For crying out loud. I know that atmospheric CO2 increases faster during El Nino. I said as much at least twice on this blog. During warm El Nino years atmospheric CO2 increases more than during La Nina years – but the point is it continues to go UP – it NEVER comes down.
You say Salby talks “about was the huge increase in CO2 from the 1998 El Nino event.” This implies Salby thinks the ~3 ppm increase was due to the warm ocean surface during that year. Ok so –
Why didn’t atmospheric CO2 levels drop back to 1997 levels in 1999 and 2000?
1999 and 2000 were La Nina years when sea surface temperatures were well down n 1997. CO2 concentrations went up in both 1999 (~1 ppm) and 2000 (~1.8 ppm).
According to UAH, the temperatures during 1998 and 2010 were pretty similar.
Why was atmospheric CO2 concentration ~24 ppm higher in 2010 than in 1998?
What’s caused the increase? Both years were warm and there were no warmer years in between. Salby can’t simply attribute the 1998 CO2 increase to the El Nino of that year. If atmospheric CO2 was ‘equilibriating’ with the higher sea surface temperatures in 1998 then why didn’t it ‘equilibriate’ at a lower level in 1999, 2000 etc. Why was it 24 ppm higher in 2010 than in 1998?
If we get CO2 rises during El Nino years – when do we get falls? You (and Salby) seem to be arguing that it’s a one-way process, i.e. it goes up but doesn’t come down.
In 1958 CO2 concentrations were ~315 ppm; In 1975 they were ~331 ppm. Why? If it takes an anomalously warm El Nino (1998) to raise CO2 levels by 3 ppm, what caused the 16 ppm rise when the world wasn’t warming.
Even in a generally warming world there will be temperature falls. We’ve seen this over the past 30-odd years. But his neven happens with CO2. Between 1958 and 1975 global temperatures were essentially flat. Given these conditins you woulsd expect CO2 levels to remain more or less flat. There would, of course, be some fluctuation due to ENSO (up one year; down the next). But that never happened. Every year, without fail, CO2 concentrations were higher than they were in the previous year.
Given the flat cooling temperatures, What do you think the probability of that happening 17 years in a row is?
ZERO. The year-on -year increase is clearly due to the fact that there is now an additional source of atmospheric CO2.
I’m getting seriously concerned for the credibility of CAGW scepticism.

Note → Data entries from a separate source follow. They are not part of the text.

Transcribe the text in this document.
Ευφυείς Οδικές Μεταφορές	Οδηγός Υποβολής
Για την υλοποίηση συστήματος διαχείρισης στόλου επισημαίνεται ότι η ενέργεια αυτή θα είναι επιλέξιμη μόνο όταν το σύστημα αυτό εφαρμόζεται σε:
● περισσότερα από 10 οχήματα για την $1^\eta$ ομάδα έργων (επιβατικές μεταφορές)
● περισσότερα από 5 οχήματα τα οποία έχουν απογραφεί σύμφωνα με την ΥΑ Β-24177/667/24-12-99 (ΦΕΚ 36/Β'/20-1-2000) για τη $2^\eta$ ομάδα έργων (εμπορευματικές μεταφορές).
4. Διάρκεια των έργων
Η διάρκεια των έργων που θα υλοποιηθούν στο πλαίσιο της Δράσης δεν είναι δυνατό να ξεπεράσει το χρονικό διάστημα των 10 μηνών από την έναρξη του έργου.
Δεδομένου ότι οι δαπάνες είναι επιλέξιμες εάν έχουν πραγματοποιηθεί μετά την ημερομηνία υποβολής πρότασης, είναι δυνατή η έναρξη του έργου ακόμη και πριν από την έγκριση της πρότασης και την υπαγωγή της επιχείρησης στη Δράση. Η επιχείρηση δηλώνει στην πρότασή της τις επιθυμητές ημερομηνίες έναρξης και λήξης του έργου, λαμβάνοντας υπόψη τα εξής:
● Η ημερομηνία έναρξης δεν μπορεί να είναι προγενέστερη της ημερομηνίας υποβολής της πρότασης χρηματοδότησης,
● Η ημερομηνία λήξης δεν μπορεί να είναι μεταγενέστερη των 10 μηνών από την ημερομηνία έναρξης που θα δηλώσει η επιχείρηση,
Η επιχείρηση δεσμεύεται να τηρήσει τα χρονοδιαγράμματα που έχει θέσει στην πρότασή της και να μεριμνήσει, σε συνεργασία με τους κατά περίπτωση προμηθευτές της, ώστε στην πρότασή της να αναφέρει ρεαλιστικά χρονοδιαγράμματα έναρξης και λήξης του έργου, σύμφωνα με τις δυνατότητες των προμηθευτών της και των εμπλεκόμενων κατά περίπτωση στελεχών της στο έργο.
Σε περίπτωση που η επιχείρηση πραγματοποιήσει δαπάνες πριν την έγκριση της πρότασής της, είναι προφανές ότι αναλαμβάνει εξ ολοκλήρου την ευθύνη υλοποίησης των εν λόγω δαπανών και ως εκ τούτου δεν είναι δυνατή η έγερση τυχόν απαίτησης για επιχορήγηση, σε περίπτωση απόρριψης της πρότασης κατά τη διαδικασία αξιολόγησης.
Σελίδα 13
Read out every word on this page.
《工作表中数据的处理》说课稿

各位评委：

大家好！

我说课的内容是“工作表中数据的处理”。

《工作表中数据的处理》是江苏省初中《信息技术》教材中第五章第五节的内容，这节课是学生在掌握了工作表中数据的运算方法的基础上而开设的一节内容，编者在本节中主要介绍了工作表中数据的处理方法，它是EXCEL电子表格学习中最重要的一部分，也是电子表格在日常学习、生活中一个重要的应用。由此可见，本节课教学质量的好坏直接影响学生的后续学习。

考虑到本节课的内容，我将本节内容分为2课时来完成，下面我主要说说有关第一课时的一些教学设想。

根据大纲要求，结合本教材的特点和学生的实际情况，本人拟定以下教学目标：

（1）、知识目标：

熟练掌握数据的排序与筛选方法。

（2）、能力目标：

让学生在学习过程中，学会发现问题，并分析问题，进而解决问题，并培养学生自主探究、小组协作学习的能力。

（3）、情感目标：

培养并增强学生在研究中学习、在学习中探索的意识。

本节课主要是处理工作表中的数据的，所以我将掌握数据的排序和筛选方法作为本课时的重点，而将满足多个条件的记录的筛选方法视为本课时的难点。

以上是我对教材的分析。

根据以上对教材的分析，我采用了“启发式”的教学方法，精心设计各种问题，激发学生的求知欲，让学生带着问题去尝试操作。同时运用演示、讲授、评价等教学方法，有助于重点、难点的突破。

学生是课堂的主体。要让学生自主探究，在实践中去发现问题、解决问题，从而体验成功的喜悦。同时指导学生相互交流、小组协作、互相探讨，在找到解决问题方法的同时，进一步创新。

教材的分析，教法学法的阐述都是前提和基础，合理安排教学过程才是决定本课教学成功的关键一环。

Thank gooodness for the likes of Willis, Hans Erren, Jack Barrett , Ferdinand Engelbeen et al.
Stephen Wilde says:
August 5, 2011 at 5:54 am
John Finn said:
“We know atmospheric CO2 concentration responds to temperature. When it’s warmer CO2 concentration increases – BUT WHEN IT’S COOLER IT SHOULD DECREASE. Not once in the past 50 years has there been a year on year fall. ”
But it is the ocean temperature that counts and not the air temperature and we’ve seen that the oceans vary internally over time as regards the rate at which energy is released at the surface via warmer or cooler surface temperatures.
Quite – but it still doesn’t fit. Annual CO2 levels have risen regarldless of any change in SST.
As for your 800 year lag argument I’ve already explained why this is irrelevant in the context of the last 150 years. The 800 year lag is seen in the ice core records following (and prior to) each glacial maximum. This is when the earth is going through a warming process lasting several thousand years. As ocean circulation ‘digs’ out more CO2 from the deep, more CO2 can be released due to the warmer SST.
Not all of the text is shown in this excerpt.